The stricken traveller, by his very being, gives the Samaritan his own humanness. This occurs precisely in making the Samaritan a neighbor in answering the question, “Who is one’s neighbor?” Such was the trick question that the Pharisees posed to Jesus, to which this parable is the response. 

The Samaritan gives humanness to the distressed traveller in an intervention that defines them as part of the same community of fellow travellers—neighbors—on the road of life.

In an alternative retelling of the story suppose that the Levite and the priest were “natural empaths,” biologically predisposed to be sensitive to the pain and suffering of other people. They were endowed with a certain “delicacy of empathy,” and they feel the suffering of the world deeply. Perhaps too deeply. Some people report: “I am a natural empath—and I suffer because I feel the pain of others too acutely. I started out being empathic—but people took advantage of me—and even when they didn’t, I was just too empathic; I got overwhelmed with sensation and sucked dry—the result was burnout, compassion fatigue. Nice guys finish last—so do empathic ones.”  

Thus, the lament of the natural empath. 

Empathy becomes a burden, because the world is filled with so much suffering. Yet if the person uses avoidance to “down regulate” their empathy, the person feels guilty because the individual believes that what she is doing is unkind, thoughtless, lacking in fellow feeling, and—unempathic. 

So the natural empath falls into a double bind, and her suffering seems inevitable. She is over-whelmed by too much openness to the suffering of the other person or over-whelmed by guilt at not living up to her own standards of fellow-feeling and ethics. 

These statements imply that empathy cannot be regulated through training, albeit a training that goes in the opposite direction (from too much empathy in the moment to less empathy) than that required by the majority of people, who are out of touch with their feelings and need to “up regulate” their empathy. The empathy lesson for the natural empath is to be more flexible about her ethical standards, while attempting to tune down her empathic distress.

Some people are skeptical that “natural empaths” are all that they say they are. Natural empaths in their natural state assert that they feel overwhelmed and distressed by other people’s thoughts and feelings. I see no reason to doubt such statements. However, to some critics, a redescription of the natural empath asserts that the latter are “irritable” and “hypersensitive.” 

Empathy is recognizing and understanding the other’s perspective and then communicating that understanding to the other person. Someone who is unwittingly, even helplessly, swept along by the other’s feelings is not really being empathic. Over-identification, not empathy?[i]

The way out of this apparent impasse is to consider that the natural empath does indeed get empathic receptivity right in empathic openness to the other’s distress, but then the person’s empathy misfires. 

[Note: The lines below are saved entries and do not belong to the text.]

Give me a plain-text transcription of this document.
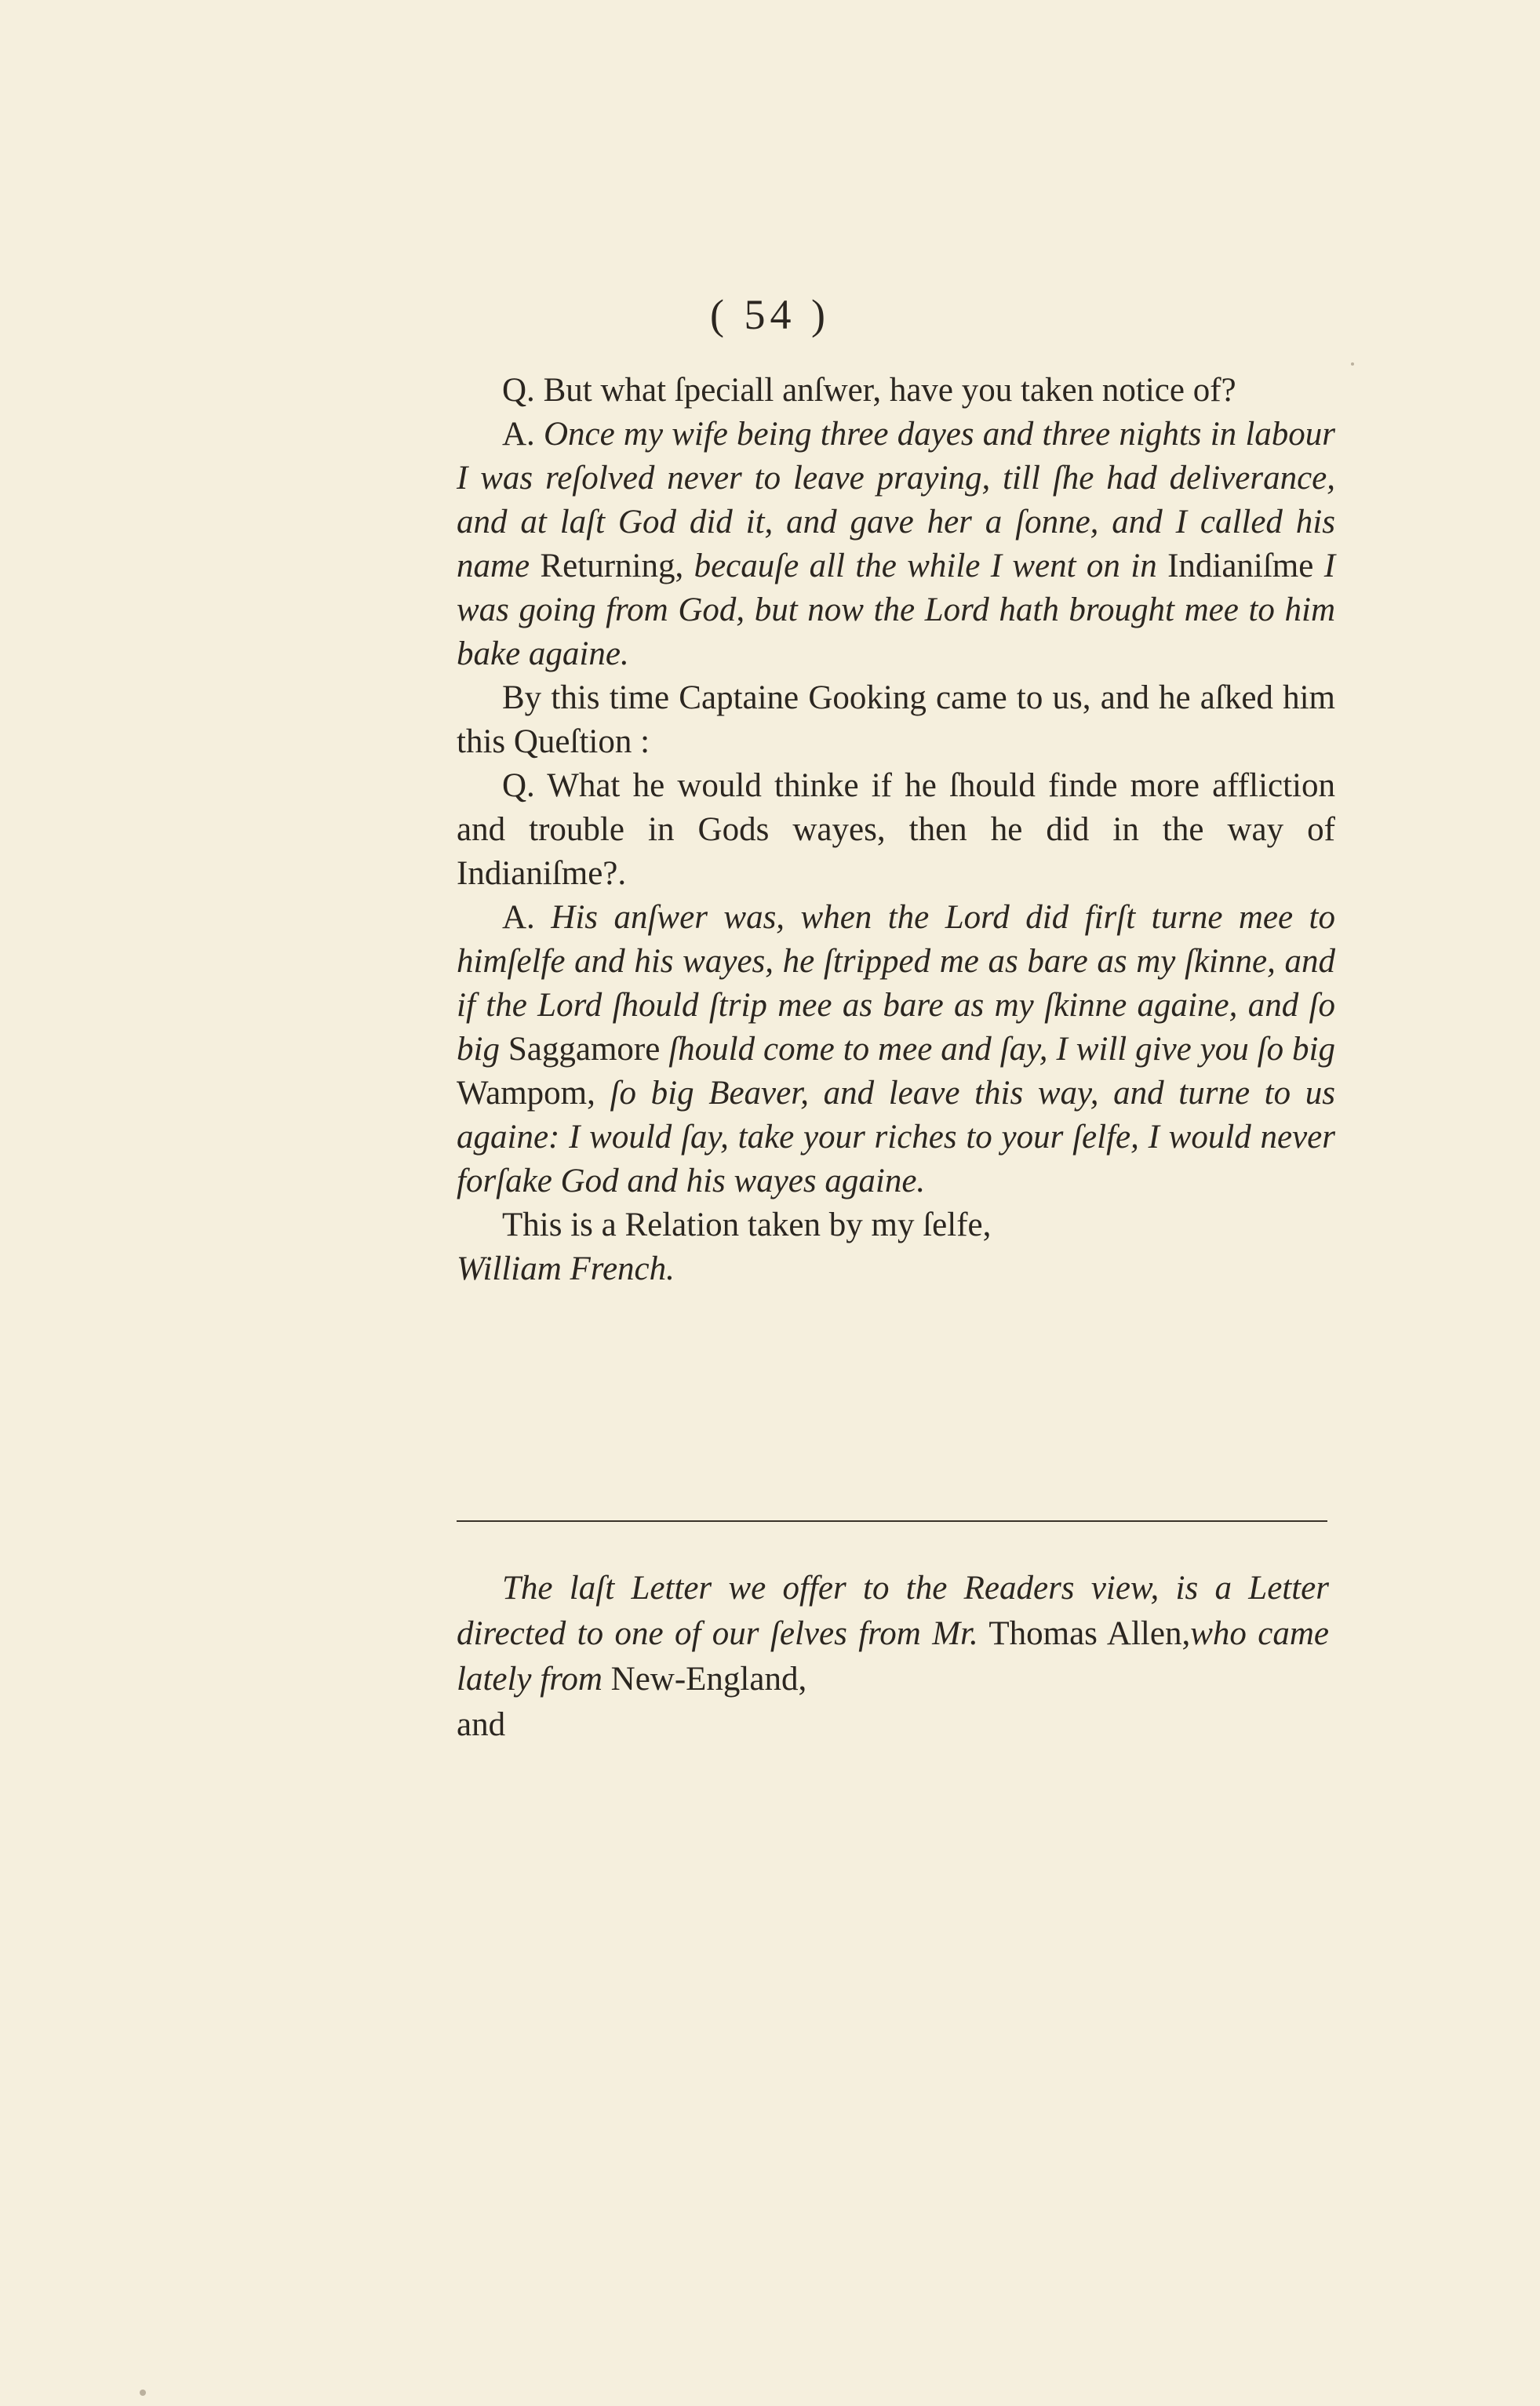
( 54 )

Q. But what ſpeciall anſwer, have you taken notice of?

A. Once my wife being three dayes and three nights in labour I was reſolved never to leave praying, till ſhe had deliverance, and at laſt God did it, and gave her a ſonne, and I called his name Returning, becauſe all the while I went on in Indianiſme I was going from God, but now the Lord hath brought mee to him bake againe.

By this time Captaine Gooking came to us, and he aſked him this Queſtion :

Q. What he would thinke if he ſhould finde more affliction and trouble in Gods wayes, then he did in the way of Indianiſme?.

A. His anſwer was, when the Lord did firſt turne mee to himſelfe and his wayes, he ſtripped me as bare as my ſkinne, and if the Lord ſhould ſtrip mee as bare as my ſkinne againe, and ſo big Saggamore ſhould come to mee and ſay, I will give you ſo big Wampom, ſo big Beaver, and leave this way, and turne to us againe: I would ſay, take your riches to your ſelfe, I would never forſake God and his wayes againe.

This is a Relation taken by my ſelfe,

William French.

The laſt Letter we offer to the Readers view, is a Letter directed to one of our ſelves from Mr. Thomas Allen,who came lately from New-England,

and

Whether the misfiring is over-identification, resulting in empathic distress, depends on the description and redescription. Standing on the sidelines and saying “Try harder!” is easy to do. Where is the training the person needs when they need it?

The recommendation regarding training? Most people need to expand their empathy; some people—natural empaths—need to contract (or inhibit) their empathy. Empathy regulation—learning to expand and contract empathy—is the imperative in either case. 

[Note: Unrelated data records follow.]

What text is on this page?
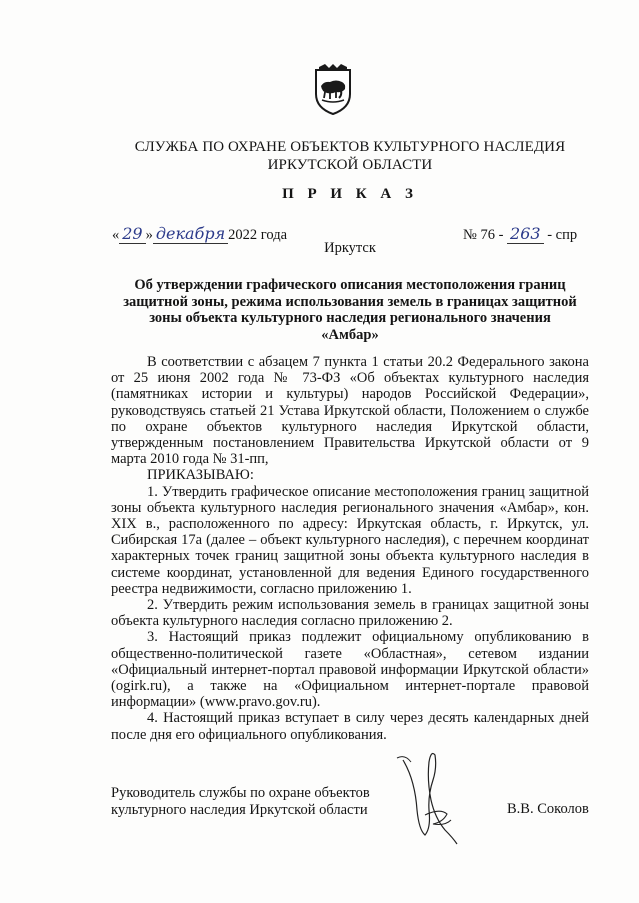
СЛУЖБА ПО ОХРАНЕ ОБЪЕКТОВ КУЛЬТУРНОГО НАСЛЕДИЯ
ИРКУТСКОЙ ОБЛАСТИ
П Р И К А З
« 29 » декабря 2022 года	№ 76 - 263 - спр
Иркутск
Об утверждении графического описания местоположения границ
защитной зоны, режима использования земель в границах защитной
зоны объекта культурного наследия регионального значения
«Амбар»

В соответствии с абзацем 7 пункта 1 статьи 20.2 Федерального закона от 25 июня 2002 года № 73-ФЗ «Об объектах культурного наследия (памятниках истории и культуры) народов Российской Федерации», руководствуясь статьей 21 Устава Иркутской области, Положением о службе по охране объектов культурного наследия Иркутской области, утвержденным постановлением Правительства Иркутской области от 9 марта 2010 года № 31-пп,

ПРИКАЗЫВАЮ:

1. Утвердить графическое описание местоположения границ защитной зоны объекта культурного наследия регионального значения «Амбар», кон. XIX в., расположенного по адресу: Иркутская область, г. Иркутск, ул. Сибирская 17а (далее – объект культурного наследия), с перечнем координат характерных точек границ защитной зоны объекта культурного наследия в системе координат, установленной для ведения Единого государственного реестра недвижимости, согласно приложению 1.

2. Утвердить режим использования земель в границах защитной зоны объекта культурного наследия согласно приложению 2.

3. Настоящий приказ подлежит официальному опубликованию в общественно-политической газете «Областная», сетевом издании «Официальный интернет-портал правовой информации Иркутской области» (ogirk.ru), а также на «Официальном интернет-портале правовой информации» (www.pravo.gov.ru).

4. Настоящий приказ вступает в силу через десять календарных дней после дня его официального опубликования.

Руководитель службы по охране объектов
культурного наследия Иркутской области	В.В. Соколов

Instead of complaining about being an overly sensitive natural empath (however accurate that may be) do the work of practicing empathy by “down regulating” one’s empathy in a given situation, transforming empathic distress into a vicarious experience. Instead of complaining about not being pre-disposed to empathy, get up and do the work of practicing empathy, which for most persons means “up regulating,” expanding their empathy.